2) Bee Gee Movie, Inc. will issue a $1 million bond offering on January 1, 2015 to finance an upcoming motion picture thriller entitled “Chasing the Accounting Dream”. The bond term will be four years. In July of 2014, due diligence was performed (audits, underwriting process, etc.) and the stated (contract) rate assigned to the bonds was 8% with annual payments to bond holders each December 31st. Based upon current market conditions, however, the marketplace will now require an effective (market) interest rate (yield) of 10%.
a) Using whole dollars, determine the selling price of these bonds, using present value techniques in the appendix.
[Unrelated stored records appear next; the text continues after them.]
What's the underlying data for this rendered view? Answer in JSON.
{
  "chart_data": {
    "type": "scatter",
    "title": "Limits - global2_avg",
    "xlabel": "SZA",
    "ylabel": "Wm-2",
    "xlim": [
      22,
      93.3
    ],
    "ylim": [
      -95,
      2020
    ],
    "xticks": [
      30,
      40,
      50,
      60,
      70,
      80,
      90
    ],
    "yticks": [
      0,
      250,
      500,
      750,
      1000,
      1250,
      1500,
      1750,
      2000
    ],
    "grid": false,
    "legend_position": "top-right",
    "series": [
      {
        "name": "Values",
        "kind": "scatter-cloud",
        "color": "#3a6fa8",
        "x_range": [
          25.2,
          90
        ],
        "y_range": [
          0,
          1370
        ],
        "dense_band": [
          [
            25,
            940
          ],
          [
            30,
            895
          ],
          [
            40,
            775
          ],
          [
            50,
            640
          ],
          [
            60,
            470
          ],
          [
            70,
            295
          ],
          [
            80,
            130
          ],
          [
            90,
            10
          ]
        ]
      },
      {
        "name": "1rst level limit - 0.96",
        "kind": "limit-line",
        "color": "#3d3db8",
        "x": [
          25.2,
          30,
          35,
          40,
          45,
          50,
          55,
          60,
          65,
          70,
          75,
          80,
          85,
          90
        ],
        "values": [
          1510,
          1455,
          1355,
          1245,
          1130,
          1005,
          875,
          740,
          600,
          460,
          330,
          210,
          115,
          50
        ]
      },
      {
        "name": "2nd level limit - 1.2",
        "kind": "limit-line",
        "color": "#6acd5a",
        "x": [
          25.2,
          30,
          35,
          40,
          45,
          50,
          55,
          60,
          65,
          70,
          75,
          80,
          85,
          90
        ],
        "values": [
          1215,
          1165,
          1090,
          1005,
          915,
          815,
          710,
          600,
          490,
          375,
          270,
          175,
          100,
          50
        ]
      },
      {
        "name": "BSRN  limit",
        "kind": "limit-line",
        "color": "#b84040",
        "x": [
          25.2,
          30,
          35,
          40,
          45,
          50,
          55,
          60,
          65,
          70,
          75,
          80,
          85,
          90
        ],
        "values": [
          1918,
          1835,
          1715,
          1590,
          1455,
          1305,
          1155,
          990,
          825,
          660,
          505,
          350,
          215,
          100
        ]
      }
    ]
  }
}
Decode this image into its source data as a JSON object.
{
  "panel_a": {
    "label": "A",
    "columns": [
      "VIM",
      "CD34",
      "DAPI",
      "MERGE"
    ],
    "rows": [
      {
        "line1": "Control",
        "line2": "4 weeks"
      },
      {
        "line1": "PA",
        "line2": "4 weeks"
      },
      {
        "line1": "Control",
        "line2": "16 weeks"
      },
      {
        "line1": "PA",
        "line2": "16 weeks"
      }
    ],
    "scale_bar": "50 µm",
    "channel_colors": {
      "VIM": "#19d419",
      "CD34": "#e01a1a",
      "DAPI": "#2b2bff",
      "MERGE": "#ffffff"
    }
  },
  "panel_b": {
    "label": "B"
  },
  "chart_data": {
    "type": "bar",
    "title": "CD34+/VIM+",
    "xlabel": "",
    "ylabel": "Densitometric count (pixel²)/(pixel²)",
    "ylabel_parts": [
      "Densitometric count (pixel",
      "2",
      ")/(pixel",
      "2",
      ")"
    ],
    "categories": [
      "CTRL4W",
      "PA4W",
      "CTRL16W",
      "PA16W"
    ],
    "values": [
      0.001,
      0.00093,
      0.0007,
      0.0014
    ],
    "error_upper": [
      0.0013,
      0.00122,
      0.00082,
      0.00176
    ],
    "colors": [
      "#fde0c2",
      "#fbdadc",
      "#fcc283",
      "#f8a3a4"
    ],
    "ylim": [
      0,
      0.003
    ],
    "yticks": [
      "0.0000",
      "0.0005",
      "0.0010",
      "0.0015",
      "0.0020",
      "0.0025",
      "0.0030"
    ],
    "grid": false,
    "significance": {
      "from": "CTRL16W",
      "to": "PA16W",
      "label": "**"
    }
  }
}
Indicate whether a Premium or a Discount results. Show all written computations below.
Selling price of bonds (with computations and time-line completed below): $_______________
b) Complete the Amortization Schedule below using the “Effective Interest Method” (See Pg 553-557)
| | |Text ”A” |Text “B” |Text “C” | |Text “D” |
| |Carrying value |Cash Interest |Interest |Current Period |Unamortized |Carrying value |
|Period |(Present value) |Payment |Expense |Amortization |(unallocated) |(Present value) |
| |at beginning of |(at contract rate of|(at market rate of |(A vs. B) |Premium or |at end of |
| |period |___%) |___%) | |Discount |period |
|At Issue: |************ |************ |*********** |*********** |$ |************ |
|2015 | | | | | | |
|2016 | | | | | | |
|2017 | | | | | | |
|2018 | | | | | | |
| | | | | | |$1,000,000* |
| | | | | | |*Prior to payoff |
|Totals |*********** | | | |********** |xxxxxxxxxxx |
c) Prepare all necessary Journal Entries for Bee Gee Movie for the year 2015 (only).
-------------------------------------------------------------------------------------------------------------------------------
3) Bee Gee Movie, Inc. will issue a $1 million bond offering on January 1, 2015 to finance an upcoming motion picture thriller entitled “Chasing the Accounting Dream”. The bond term will be four years. In July of 2014, due diligence was performed (audits, underwriting process, etc.) and the stated (contract) rate assigned to the bonds was 8% with annual payments to bond holders each December 31st. Market conditions have not changed since July and the marketplace will accept an effective (market) interest rate (yield) of 8%.
Selling price of bonds: $_______________
Compute the selling price of the bonds below and explain why no amortization schedule is required.